Трактор выехал от станции к деревне на 30мин раньше грузовика. Когда грузовик, обогнав трактор,

Problem Analysis

We are given that a tractor left a station for a village 30 minutes before a truck. When the truck overtook the tractor and arrived at the village, the tractor still had 3 km left to travel. We need to find the speed of the tractor given that the speed of the truck is 20 km/h faster and the total distance is 12 km.

Solution

Let's assume the speed of the tractor is x km/h. Since the speed of the truck is 20 km/h faster, the speed of the truck is x + 20 km/h.

We can use the formula distance = speed × time to solve this problem.

The time taken by the tractor to reach the village is the same as the time taken by the truck to overtake the tractor and reach the village.
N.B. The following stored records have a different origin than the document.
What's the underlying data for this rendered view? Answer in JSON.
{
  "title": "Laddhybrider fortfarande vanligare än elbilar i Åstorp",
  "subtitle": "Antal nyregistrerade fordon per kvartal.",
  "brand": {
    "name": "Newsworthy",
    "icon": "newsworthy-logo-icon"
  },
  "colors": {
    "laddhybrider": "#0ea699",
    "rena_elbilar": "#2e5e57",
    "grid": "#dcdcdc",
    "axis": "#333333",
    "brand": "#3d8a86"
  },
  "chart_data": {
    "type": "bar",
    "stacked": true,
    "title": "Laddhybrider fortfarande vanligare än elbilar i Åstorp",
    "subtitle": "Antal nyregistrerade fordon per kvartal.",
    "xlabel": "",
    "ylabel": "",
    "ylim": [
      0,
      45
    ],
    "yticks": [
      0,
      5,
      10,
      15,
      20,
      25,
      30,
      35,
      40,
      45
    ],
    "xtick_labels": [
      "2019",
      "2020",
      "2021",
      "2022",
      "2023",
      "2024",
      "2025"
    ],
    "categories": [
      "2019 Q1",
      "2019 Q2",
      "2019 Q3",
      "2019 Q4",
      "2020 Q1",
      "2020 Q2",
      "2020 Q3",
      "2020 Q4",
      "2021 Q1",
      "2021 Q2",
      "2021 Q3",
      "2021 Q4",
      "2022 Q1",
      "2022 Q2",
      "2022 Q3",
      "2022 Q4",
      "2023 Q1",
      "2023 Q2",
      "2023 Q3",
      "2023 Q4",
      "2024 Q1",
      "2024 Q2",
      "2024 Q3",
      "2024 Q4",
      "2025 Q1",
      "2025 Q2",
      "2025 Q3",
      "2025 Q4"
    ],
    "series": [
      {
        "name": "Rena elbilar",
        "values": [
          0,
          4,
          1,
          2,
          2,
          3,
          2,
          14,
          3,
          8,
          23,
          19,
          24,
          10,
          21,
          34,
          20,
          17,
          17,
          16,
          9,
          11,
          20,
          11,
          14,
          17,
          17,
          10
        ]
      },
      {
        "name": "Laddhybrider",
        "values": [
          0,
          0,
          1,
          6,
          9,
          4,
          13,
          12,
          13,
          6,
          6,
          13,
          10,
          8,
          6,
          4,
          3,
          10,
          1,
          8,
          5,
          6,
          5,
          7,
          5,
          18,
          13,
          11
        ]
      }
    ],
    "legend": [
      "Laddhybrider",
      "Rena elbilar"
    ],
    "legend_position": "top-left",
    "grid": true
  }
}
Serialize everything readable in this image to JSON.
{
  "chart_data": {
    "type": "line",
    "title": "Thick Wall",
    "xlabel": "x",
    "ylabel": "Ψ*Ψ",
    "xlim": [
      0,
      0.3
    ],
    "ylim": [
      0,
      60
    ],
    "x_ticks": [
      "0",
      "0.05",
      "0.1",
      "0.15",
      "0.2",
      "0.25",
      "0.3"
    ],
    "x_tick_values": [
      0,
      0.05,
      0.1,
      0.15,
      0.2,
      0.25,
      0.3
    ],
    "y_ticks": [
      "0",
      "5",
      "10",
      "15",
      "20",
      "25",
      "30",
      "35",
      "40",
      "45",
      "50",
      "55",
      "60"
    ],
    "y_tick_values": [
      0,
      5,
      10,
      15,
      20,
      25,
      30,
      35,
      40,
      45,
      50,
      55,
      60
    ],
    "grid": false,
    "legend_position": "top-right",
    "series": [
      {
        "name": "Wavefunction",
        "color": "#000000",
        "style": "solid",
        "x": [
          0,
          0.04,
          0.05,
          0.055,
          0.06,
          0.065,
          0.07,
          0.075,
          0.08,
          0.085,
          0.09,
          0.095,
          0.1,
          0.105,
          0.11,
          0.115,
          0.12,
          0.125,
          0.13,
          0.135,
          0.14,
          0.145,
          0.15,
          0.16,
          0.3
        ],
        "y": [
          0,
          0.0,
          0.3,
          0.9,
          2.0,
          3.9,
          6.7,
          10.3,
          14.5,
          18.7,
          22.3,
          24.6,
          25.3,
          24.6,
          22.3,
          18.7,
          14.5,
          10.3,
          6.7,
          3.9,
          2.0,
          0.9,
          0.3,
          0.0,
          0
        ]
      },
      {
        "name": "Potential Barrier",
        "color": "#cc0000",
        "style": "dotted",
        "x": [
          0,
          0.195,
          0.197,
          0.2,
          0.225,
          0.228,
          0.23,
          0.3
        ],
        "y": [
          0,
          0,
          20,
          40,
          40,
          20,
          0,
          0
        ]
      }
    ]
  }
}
Let's denote this time as t hours.

The distance covered by the tractor is (x × t) km, and the distance covered by the truck is ((x + 20) × t) km.

According to the given information, the distance covered by the tractor is 3 km less than the total distance of 12 km. So we have the equation:

(x × t) = 12 - 3

Simplifying this equation, we get:

xt = 9

We also know that the truck took 30 minutes (0.5 hours) less time than the tractor to reach the village. So we have the equation:

t - 0.5 = t

Simplifying this equation, we get:

0.5 = t

Now we have two equations:

1. xt = 9 2. 0.5 = t

We can solve these equations simultaneously to find the value of x and t.

Solution Steps

1. Substitute the value of t from equation 2 into equation 1. 2. Solve the resulting equation for x. 3. Calculate the speed of the tractor by substituting the value of x into the equation x + 20.

Let's solve the equations to find the speed of the tractor.

Solution

Substituting the value of t from equation 2 into equation 1:

x(0.5) = 9

Simplifying:

0.5x = 9

Dividing both sides by 0.5:

x = 9 / 0.5

Simplifying:

x = 18

The speed of the tractor is 18 km/h.

Now, substituting the value of x into the equation x + 20:

18 + 20 = 38

The speed of the tractor is 18 km/h, and the speed of the truck is 38 km/h.

Answer

The speed of the tractor is 18 km/h. The speed of the truck is 38 km/h.